Die Veranstaltung wird vom Dutch Research Council (NWO): VI.Veni.211C.012 unter der Leitung von Dr. Leila Essa an der Universität Utrecht gefördert.
 

#Vorzeichen

Die Reihe #Vorzeichen. Wen, was und wie wir lesen lädt insgesamt zu sechs Gesprächen mit Expert*innen aus Wissenschaft und Literaturbetrieb ein, um gemeinsam Kanonkritik zu üben, indem der Fokus auf das Lesen als machtkritische Praxis gelegt wird.
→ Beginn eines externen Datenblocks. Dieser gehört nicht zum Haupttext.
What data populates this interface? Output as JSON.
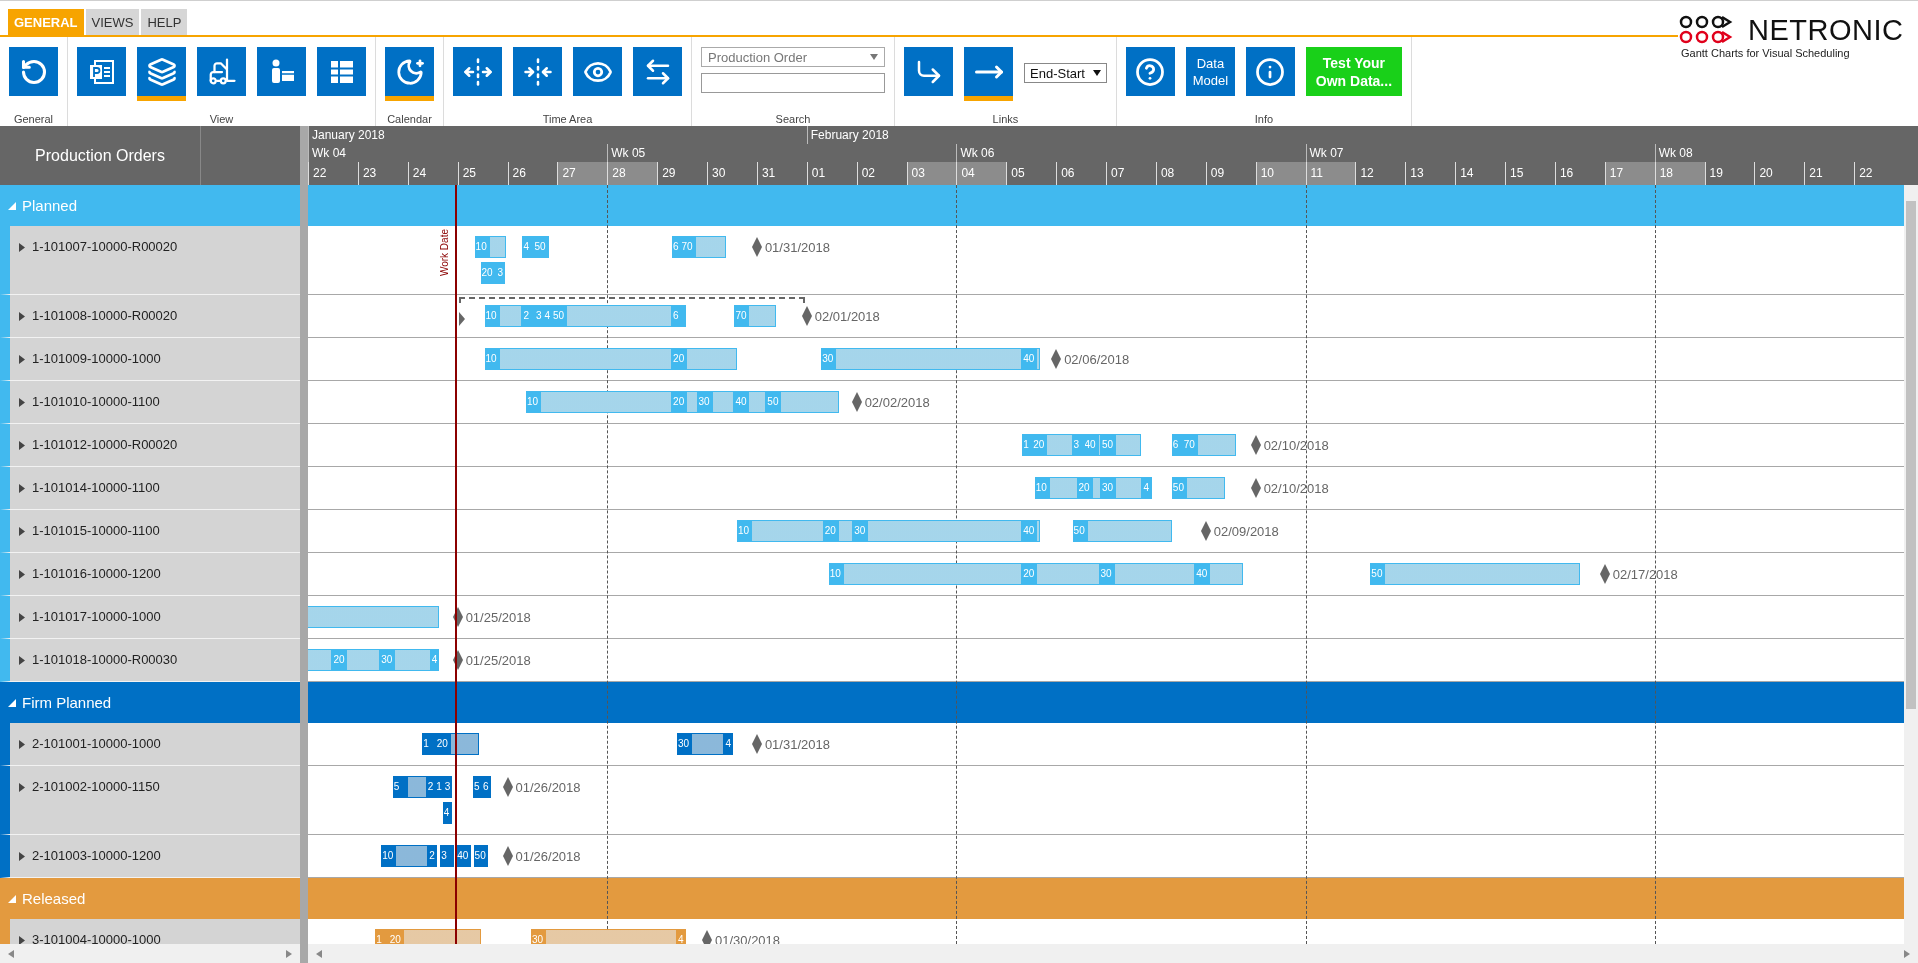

Es sollen Texte, Schreibformen, Ästhetiken, Diskurse, Denkfiguren und Topoi beleuchtet werden, die jenseits hegemonialer, also vorherrschender, Kanonisierungsprozesse entstehen. In Kooperation mit einer akademischen Institution werden bei den Online-Lectures Speaker*innen aus verschiedenen Bereichen, etwa Wissenschaft, Verlags- oder Übersetzungswesen, zu Wort kommen und gemeinsam über Ausschlüsse von Texten und Autor*innen durch Kanonisierungsprozesse und Marktdruck diskutieren. Die Online-Veranstaltungen sind offen für alle und besonders empfehlenswert für Literaturwissenschaftler*innen, Studierende, Verleger*innen oder Übersetzer*innen.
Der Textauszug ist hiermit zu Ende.